PanggungPolitik – Pada Selasa (3/12/2024) tengah malam waktu setempat, Presiden Korea Selatan Yoon Suk-yeol mengumumkan keadaan darurat militer.
Langkah drastis ini diambil dengan tujuan melindungi negara dari ancaman yang ia klaim berasal dari partai oposisi yang dinilai bersimpati dengan Korea Utara.
Dalam sebuah konferensi pers yang disiarkan langsung di televisi, Yoon menegaskan bahwa keputusan ini bertujuan untuk menjaga tatanan demokrasi konstitusional.
Alasan Darurat Militer
Presiden Yoon Suk-yeol menuding partai oposisi, khususnya Partai Demokrat yang memiliki mayoritas di parlemen, terlibat dalam aktivitas anti-negara.
Menurut Yoon, partai tersebut berupaya melemahkan pemerintahan melalui agenda yang disebutnya sebagai pro-Korea Utara.
Dalam pernyataannya, ia berjanji untuk segera menghilangkan ancaman ini dan mengembalikan stabilitas negara.
“Saya akan melenyapkan kekuatan anti-negara secepat mungkin dan menormalisasi negara,” ujar Yoon seperti dikutip dari CNN, Rabu (04/12).
Ia juga meminta masyarakat untuk memercayai langkah yang diambil pemerintah meski berpotensi menyebabkan beberapa ketidaknyamanan.
Yoon menegaskan, keputusan ini diambil demi melindungi kebebasan, keselamatan publik, dan keberlangsungan negara, serta memastikan warisan stabil bagi generasi mendatang.
Tindakan Selanjutnya
Pasca pengumuman darurat militer, pintu masuk kantor parlemen langsung diblokir, sehingga para anggota parlemen tidak dapat mengaksesnya.
Presiden Yoon juga menyampaikan tuduhan bahwa oposisi telah mengubah Korea Selatan menjadi “surga narkoba” dan menciptakan kekacauan yang merugikan kehidupan masyarakat.
“Majelis Nasional telah menjadi monster yang melemahkan demokrasi liberal, dan negara ini berada di ambang kehancuran,” tegas Yoon.
Respons Partai Oposisi
Menanggapi pengumuman ini, Ketua Umum Partai Demokrat, Lee Jae-myung, menyebut langkah Presiden Yoon tidak memiliki dasar hukum yang jelas.
“Presiden Yoon mengumumkan darurat militer tanpa alasan,” ujar Lee.

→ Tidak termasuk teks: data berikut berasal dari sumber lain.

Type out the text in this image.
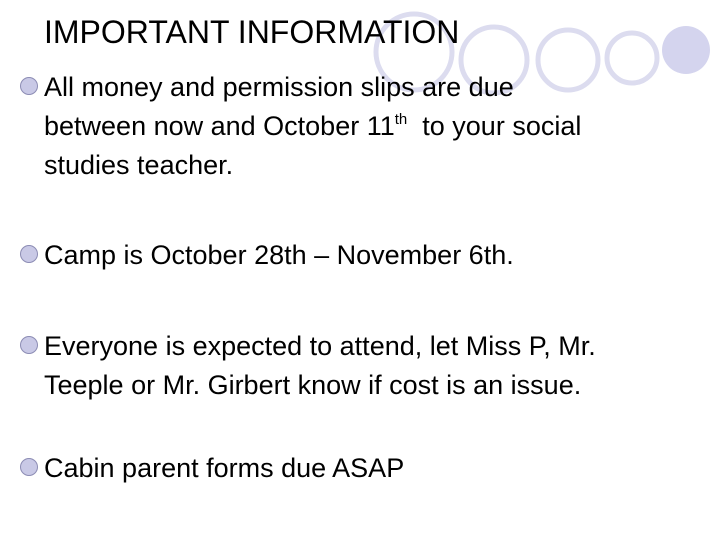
IMPORTANT INFORMATION
All money and permission slips are due
between now and October 11th  to your social
studies teacher.
Camp is October 28th – November 6th.
Everyone is expected to attend, let Miss P, Mr.
Teeple or Mr. Girbert know if cost is an issue.
Cabin parent forms due ASAP
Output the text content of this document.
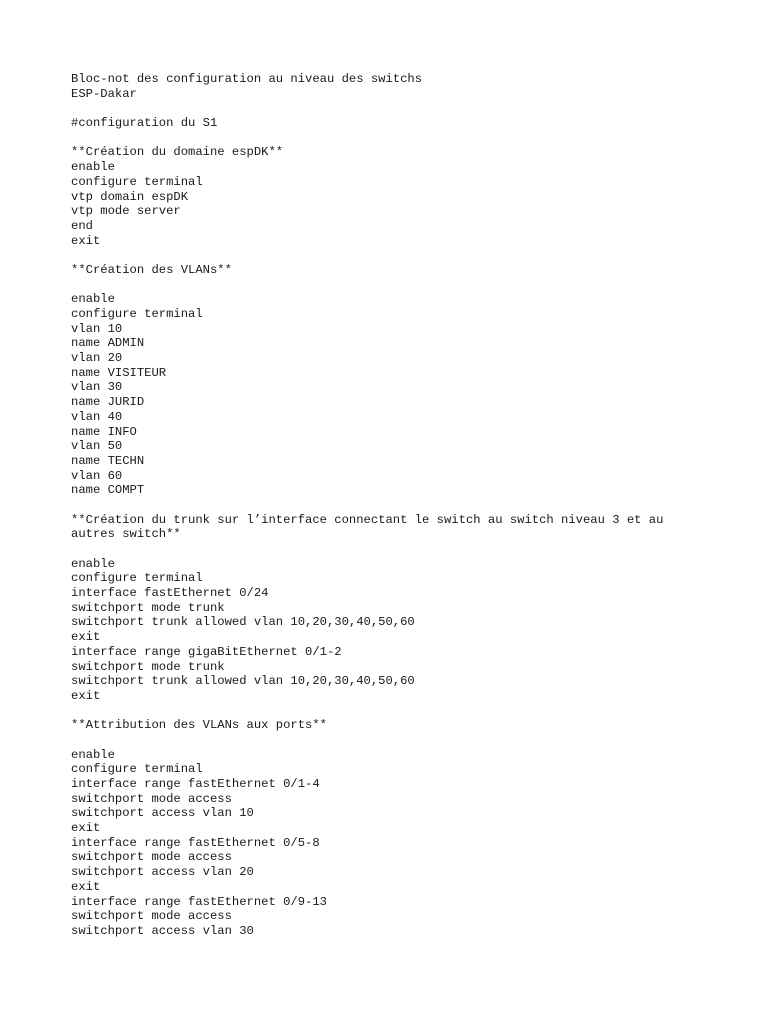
Bloc-not des configuration au niveau des switchs
ESP-Dakar
#configuration du S1
**Création du domaine espDK**
enable
configure terminal
vtp domain espDK
vtp mode server
end
exit
**Création des VLANs**
enable
configure terminal
vlan 10
name ADMIN
vlan 20
name VISITEUR
vlan 30
name JURID
vlan 40
name INFO
vlan 50
name TECHN
vlan 60
name COMPT
**Création du trunk sur l’interface connectant le switch au switch niveau 3 et au
autres switch**
enable
configure terminal
interface fastEthernet 0/24
switchport mode trunk
switchport trunk allowed vlan 10,20,30,40,50,60
exit
interface range gigaBitEthernet 0/1-2
switchport mode trunk
switchport trunk allowed vlan 10,20,30,40,50,60
exit
**Attribution des VLANs aux ports**
enable
configure terminal
interface range fastEthernet 0/1-4
switchport mode access
switchport access vlan 10
exit
interface range fastEthernet 0/5-8
switchport mode access
switchport access vlan 20
exit
interface range fastEthernet 0/9-13
switchport mode access
switchport access vlan 30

Ia menambahkan bahwa tindakan ini inkonstitusional dan mengkhawatirkan.
“Tank, kendaraan lapis baja, dan tentara bersenjata, juga pedang akan segera menguasai negara ini,” jelasnya.

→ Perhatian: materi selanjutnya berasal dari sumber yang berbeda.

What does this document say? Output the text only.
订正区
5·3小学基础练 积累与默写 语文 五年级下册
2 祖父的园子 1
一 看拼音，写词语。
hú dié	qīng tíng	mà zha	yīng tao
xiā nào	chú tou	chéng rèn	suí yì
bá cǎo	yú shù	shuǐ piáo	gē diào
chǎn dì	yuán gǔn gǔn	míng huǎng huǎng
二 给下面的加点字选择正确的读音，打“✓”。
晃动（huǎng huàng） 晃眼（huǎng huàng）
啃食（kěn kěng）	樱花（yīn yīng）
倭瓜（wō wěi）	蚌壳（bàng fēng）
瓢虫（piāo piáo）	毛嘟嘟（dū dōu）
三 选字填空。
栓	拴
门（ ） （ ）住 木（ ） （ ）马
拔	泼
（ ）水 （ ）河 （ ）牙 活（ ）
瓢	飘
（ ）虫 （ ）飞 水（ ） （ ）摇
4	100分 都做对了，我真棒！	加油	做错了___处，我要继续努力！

Partai Demokrat juga segera meminta seluruh anggotanya untuk berkumpul di Majelis Nasional meskipun akses ke gedung parlemen telah diblokir.
Sejarah Darurat Militer di Korea Selatan
Terakhir kali darurat militer diumumkan di Korea Selatan adalah pada tahun 1979, menyusul pembunuhan diktator Park Chung-hee, yang sebelumnya merebut kekuasaan melalui kudeta militer pada tahun 1961. Situasi tersebut mengingatkan publik pada periode kelam dalam sejarah demokrasi Korea Selatan.
Pemungutan Suara di Parlemen
Dalam perkembangan terbaru, sebanyak 190 dari 300 anggota parlemen di Majelis Nasional memilih untuk membatalkan deklarasi darurat militer yang diumumkan oleh Presiden Yoon.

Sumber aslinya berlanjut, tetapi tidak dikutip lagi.